Les agents du service commun sont rémunérés par la communauté de communes et sont affectés à son siège administratif. Le service commun est géré par le Président de la communauté de communes qui dispose de l’ensemble des prérogatives reconnues à l’autorité investie du pouvoir de nomination (pouvoir disciplinaire, évolution de carrière, avancement d'échelons, entretien professionnel, octroi des congés, des autorisations d'absence exceptionnelle, demande de temps partiel, formation, ...).
L'autorité hiérarchique des agents exerçant dans le service commun est le Directeur Général des Services de la communauté de communes.
Le Président, adresse directement au responsable du service commun toutes instructions nécessaires à l’exécution des tâches municipales et communautaires, sous réserve de respecter la programmation des missions du service, établie conjointement par les élus municipaux et communautaires, et les agents concernés.
En cas de difficulté pour coordonner les missions confiées aux agents du service mutualisé, un arbitrage sera réalisé, suivant la procédure suivante :- le responsable du service commun trouve un compromis entre les besoins de chacune des collectivités ;
- à défaut d’accord, les directeurs généraux des services seront amenés à trouver une solution, en lien, si nécessaire avec le Maire ou Président de la collectivité adhérente ou le Président de la communauté de communes.

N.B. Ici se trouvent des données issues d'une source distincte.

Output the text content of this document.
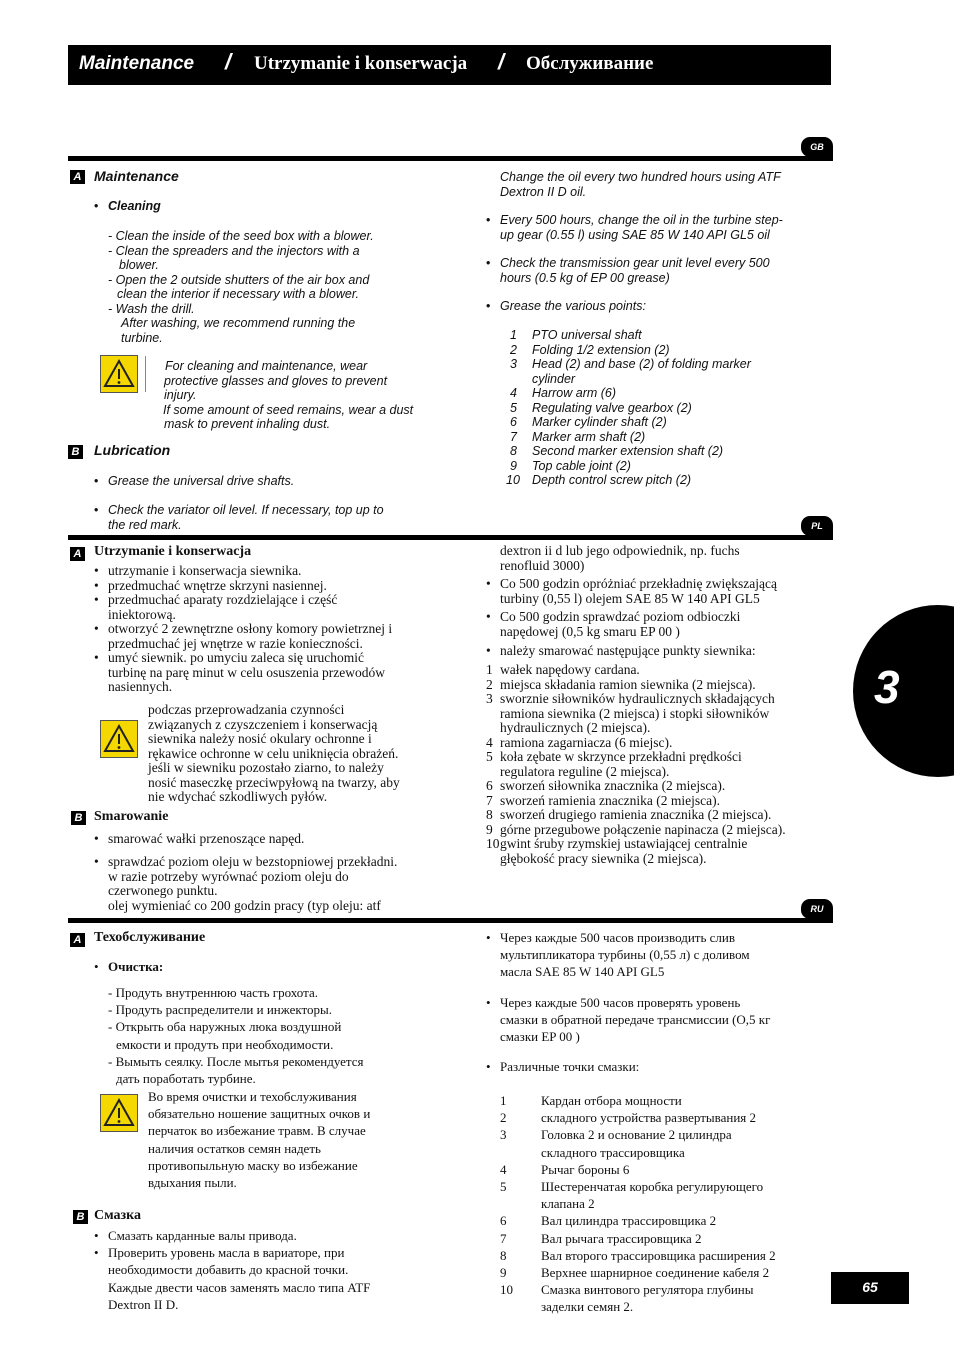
Maintenance / Utrzymanie i konserwacja / Обслуживание
GB
A Maintenance
• Cleaning
- Clean the inside of the seed box with a blower.
- Clean the spreaders and the injectors with a
blower.
- Open the 2 outside shutters of the air box and
clean the interior if necessary with a blower.
- Wash the drill.
After washing, we recommend running the
turbine.
For cleaning and maintenance, wear
protective glasses and gloves to prevent
injury.
If some amount of seed remains, wear a dust
mask to prevent inhaling dust.
B Lubrication
• Grease the universal drive shafts.
• Check the variator oil level. If necessary, top up to
the red mark.
Change the oil every two hundred hours using ATF
Dextron II D oil.
• Every 500 hours, change the oil in the turbine step-
up gear (0.55 l) using SAE 85 W 140 API GL5 oil
• Check the transmission gear unit level every 500
hours (0.5 kg of EP 00 grease)
• Grease the various points:
1 PTO universal shaft
2 Folding 1/2 extension (2)
3 Head (2) and base (2) of folding marker
cylinder
4 Harrow arm (6)
5 Regulating valve gearbox (2)
6 Marker cylinder shaft (2)
7 Marker arm shaft (2)
8 Second marker extension shaft (2)
9 Top cable joint (2)
10 Depth control screw pitch (2)
PL
A Utrzymanie i konserwacja
• utrzymanie i konserwacja siewnika.
• przedmuchać wnętrze skrzyni nasiennej.
• przedmuchać aparaty rozdzielające i część
iniektorową.
• otworzyć 2 zewnętrzne osłony komory powietrznej i
przedmuchać jej wnętrze w razie konieczności.
• umyć siewnik. po umyciu zaleca się uruchomić
turbinę na parę minut w celu osuszenia przewodów
nasiennych.
podczas przeprowadzania czynności
związanych z czyszczeniem i konserwacją
siewnika należy nosić okulary ochronne i
rękawice ochronne w celu uniknięcia obrażeń.
jeśli w siewniku pozostało ziarno, to należy
nosić maseczkę przeciwpyłową na twarzy, aby
nie wdychać szkodliwych pyłów.
B Smarowanie
• smarować wałki przenoszące napęd.
• sprawdzać poziom oleju w bezstopniowej przekładni.
w razie potrzeby wyrównać poziom oleju do
czerwonego punktu.
olej wymieniać co 200 godzin pracy (typ oleju: atf
dextron ii d lub jego odpowiednik, np. fuchs
renofluid 3000)
• Co 500 godzin opróżniać przekładnię zwiększającą
turbiny (0,55 l) olejem SAE 85 W 140 API GL5
• Co 500 godzin sprawdzać poziom odbioczki
napędowej (0,5 kg smaru EP 00 )
• należy smarować następujące punkty siewnika:
1 wałek napędowy cardana.
2 miejsca składania ramion siewnika (2 miejsca).
3 sworznie siłowników hydraulicznych składających
ramiona siewnika (2 miejsca) i stopki siłowników
hydraulicznych (2 miejsca).
4 ramiona zagarniacza (6 miejsc).
5 koła zębate w skrzynce przekładni prędkości
regulatora reguline (2 miejsca).
6 sworzeń siłownika znacznika (2 miejsca).
7 sworzeń ramienia znacznika (2 miejsca).
8 sworzeń drugiego ramienia znacznika (2 miejsca).
9 górne przegubowe połączenie napinacza (2 miejsca).
10gwint śruby rzymskiej ustawiającej centralnie
głębokość pracy siewnika (2 miejsca).
RU
A Техобслуживание
• Очистка:
- Продуть внутреннюю часть грохота.
- Продуть распределители и инжекторы.
- Открыть оба наружных люка воздушной
емкости и продуть при необходимости.
- Вымыть сеялку. После мытья рекомендуется
дать поработать турбине.
Во время очистки и техобслуживания
обязательно ношение защитных очков и
перчаток во избежание травм. В случае
наличия остатков семян надеть
противопыльную маску во избежание
вдыхания пыли.
B Смазка
• Смазать карданные валы привода.
• Проверить уровень масла в вариаторе, при
необходимости добавить до красной точки.
Каждые двести часов заменять масло типа ATF
Dextron II D.
• Через каждые 500 часов производить слив
мультипликатора турбины (0,55 л) с доливом
масла SAE 85 W 140 API GL5
• Через каждые 500 часов проверять уровень
смазки в обратной передаче трансмиссии (О,5 кг
смазки EP 00 )
• Различные точки смазки:
1	Кардан отбора мощности
2	складного устройства развертывания 2
3	Головка 2 и основание 2 цилиндра
складного трассировщика
4	Рычаг бороны 6
5	Шестеренчатая коробка регулирующего
клапана 2
6	Вал цилиндра трассировщика 2
7	Вал рычага трассировщика 2
8	Вал второго трассировщика расширения 2
9	Верхнее шарнирное соединение кабеля 2
10 Смазка винтового регулятора глубины
заделки семян 2.
3
65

ARTICLE 5 : MODALITES DE GOUVERNANCE
Le service commun est garant du respect des règles de l’art en vigueur pour la mise en œuvre des systèmes d’information. Il préconise systématiquement à chaque adhérents des solutions visant à améliorer l’existant en ciblant les plus rationnelles ou celles qui offrent le plus de perspectives en termes de mutualisation.
Chaque adhérents conserve la prérogative du choix de ses matériels et logiciels en s’appuyant sur l’expertise du service commun système d’Information.
Un comité de pilotage se réunit périodiquement et à minima une fois par an pour exercer un suivi de l'application de la présente convention. Le comité de pilotage est composé de l’ensemble des maires des communes et présidents des établissements adhérents au service commun et du Président de la communauté de communes.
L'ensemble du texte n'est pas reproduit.